We have seen no good arguments for transferring services out of the NHS into a social enterprise, and much cause for concern. If transferred the services will be owned by a private company (a so called Community Interest Company- CIC), required to turn a profit and forced to cut corners in patient care to do so. As a private non-NHS body it will be saddled with extra VAT and substantial extra costs for administrative functions that were previously provided centrally by the NHS.
It will no longer be publicly owned or accountable and the public will have little right of redress if problems occur. Within three years – or much sooner, if services are judged to be failing – services will be opened up to the possibility of a private sector takeover. In Hull, within three months of transfer to a CIC private companies were invited in to cherry pick and take over clinics that were perceived to be failing. Cut loose from the NHS family our health services will no longer be able to draw on NHS expertise, funding reserves, purchasing power and economies of scale. They will be far more vulnerable to takeover by multi-national companies in the future, particularly in the light of changes proposed in the Health and Social Care Bill. We actually have direct evidence of this: in the first test of this policy, Central Surrey Health lost its bid for contracts for community services to a private healthcare company owned by Virgin.
We know staff are proud to work for the NHS and are angry that they were not given a proper say in this proposal. Time and again we have heard staff say that hardly anyone supports this transfer.
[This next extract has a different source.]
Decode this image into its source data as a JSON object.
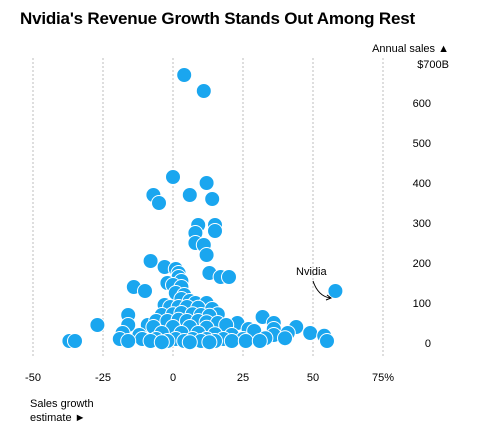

Consequently we believe that skilled frontline staff will leave (indeed, are already doing so), placing our local services at risk.
The lack of community engagement means that the proposed CIC cannot possibly succeed against such a widely and deeply felt level of opposition. Few here want this and we suspect that this is your own view also.
Therefore we hope you will concede the clear legal advice as highlighted in the recently issued judicial review which is that you can legally keep services in the NHS and you do not have to open the services up to private sector competition. For instance it would be possible to set up a new NHS trust. There is no legal barrier to this; it would be a matter of Department of Health approval. What you cannot do is just hand NHS services over to a non-NHS body like a CIC without considering matters in a proper and lawful manner. Nor can you truthfully claim that the CIC is the only option and there are no NHS options available, when it is quite clear that in many other areas in England other PCTs have chosen to place these services in existing trusts or newly created trusts and have not considered a CIC to be appropriate. We are very concerned that staff have been given inaccurate information on this matter and hope you will rectify this. Were the legal case to succeed, you will be required to reconsider your decision and we are quite clear that these NHS options will still be open to you. It is only if you deliberately choose to pursue the CIC option that you will have to consider open competition.
We therefore urge you to stop all the uncertainty for staff and patients and accept that the best solution for community services in Gloucestershire lies within the NHS, thus avoiding the need for continuing legal argument and expense.